In the end, as in the moment, there can only ever be two lovers. No more.
Gray has journeyed completely out of his previous three, over-characterized (in number) crime-fueled pictures into a, dare I say, exceptionally crafted actor’s picture. I just want to mention that Elias Koteas is in this in a small role too, simply because he is one of my favorite underused actors. Isabella Rossellini is also magnificent in what I would normally deem a waste of so little time given. And for all the Paltrow haters, she hasn’t been this good since Hard Eight (a film and character not too dissimilar), excepting whether you count Proof as possibly decent because of or in spite of the stage play.
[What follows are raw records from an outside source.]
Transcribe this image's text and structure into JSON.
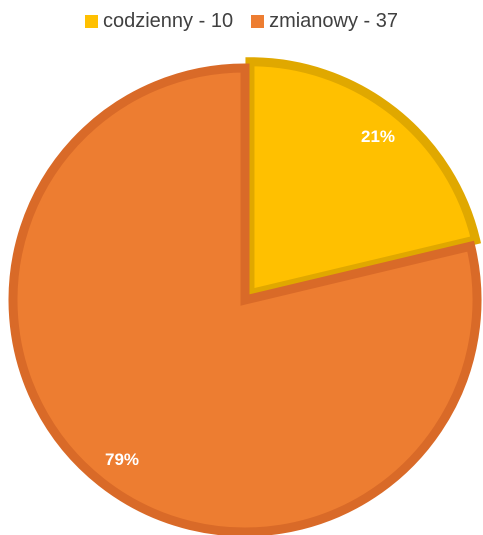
{
  "chart_data": {
    "type": "pie",
    "title": "",
    "legend_position": "top",
    "slices": [
      {
        "label": "codzienny - 10",
        "value": 10,
        "percent_label": "21%",
        "color": "#FFC000",
        "border": "#E0A800"
      },
      {
        "label": "zmianowy - 37",
        "value": 37,
        "percent_label": "79%",
        "color": "#ED7D31",
        "border": "#D96A28"
      }
    ]
  }
}
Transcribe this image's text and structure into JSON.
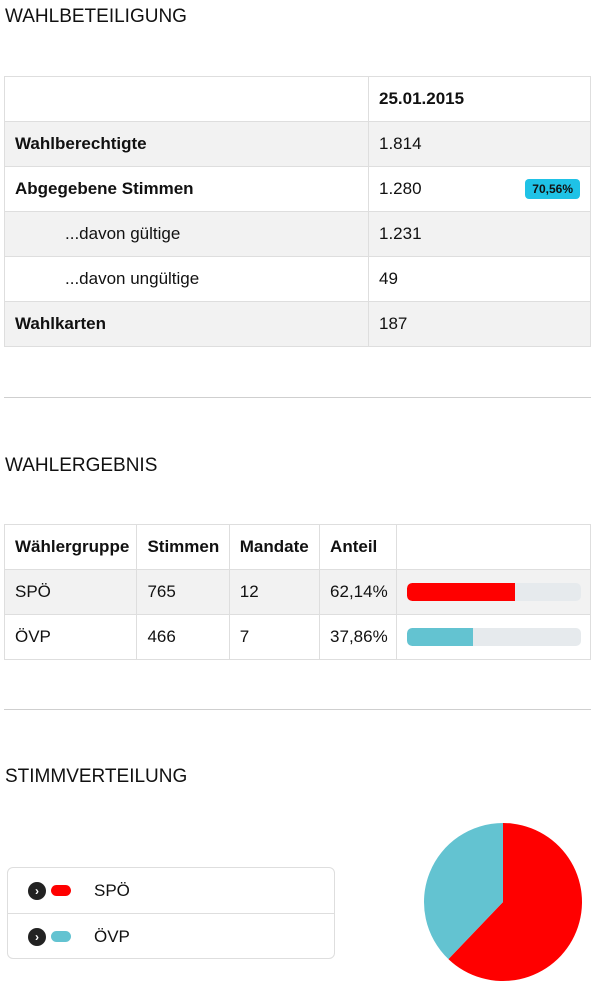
{
  "turnout": {
    "heading": "WAHLBETEILIGUNG",
    "date_header": "25.01.2015",
    "rows": [
      {
        "label": "Wahlberechtigte",
        "value": "1.814"
      },
      {
        "label": "Abgegebene Stimmen",
        "value": "1.280",
        "badge": "70,56%"
      },
      {
        "label": "...davon gültige",
        "value": "1.231"
      },
      {
        "label": "...davon ungültige",
        "value": "49"
      },
      {
        "label": "Wahlkarten",
        "value": "187"
      }
    ]
  },
  "result": {
    "heading": "WAHLERGEBNIS",
    "columns": [
      "Wählergruppe",
      "Stimmen",
      "Mandate",
      "Anteil"
    ],
    "rows": [
      {
        "party": "SPÖ",
        "votes": "765",
        "seats": "12",
        "share": "62,14%",
        "share_value": 62.14,
        "color": "#ff0000"
      },
      {
        "party": "ÖVP",
        "votes": "466",
        "seats": "7",
        "share": "37,86%",
        "share_value": 37.86,
        "color": "#63c3d1"
      }
    ]
  },
  "distribution": {
    "heading": "STIMMVERTEILUNG",
    "legend_icon": "chevron-right-icon",
    "legend": [
      {
        "label": "SPÖ",
        "color": "#ff0000"
      },
      {
        "label": "ÖVP",
        "color": "#63c3d1"
      }
    ]
  },
  "chart_data": {
    "type": "pie",
    "categories": [
      "SPÖ",
      "ÖVP"
    ],
    "values": [
      765,
      466
    ],
    "colors": [
      "#ff0000",
      "#63c3d1"
    ]
  }
}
I don’t want to hype this up too much, but it is a truly surprising piece of work that is both seemingly unremarkable in its delivery, but uncommonly complex in its presentation.
I promised myself I would start making more comparisons to other films, because I’m a movie brat and that’s what’s expected of me, even though I would prefer all films to stand on their own in a ideal sense. That and I don’t always have the best sense right away of what to compare something to. So, I hesitantly recommend/name-check Carnal Knowledge, maybe the parts of Eyes Wide Shut that weren’t a dream (that’s a joke I guess, because you can’t tell which parts), some arty Bresson or Bergman I haven’t seen yet, or some sort of period romance (like The Age of Innocence, maybe?). I have the instinctual urge to find comparisons with Thomas Mann’s Magic Mountain too, even though I haven’t read it (though I keep meaning to, so maybe that’s why).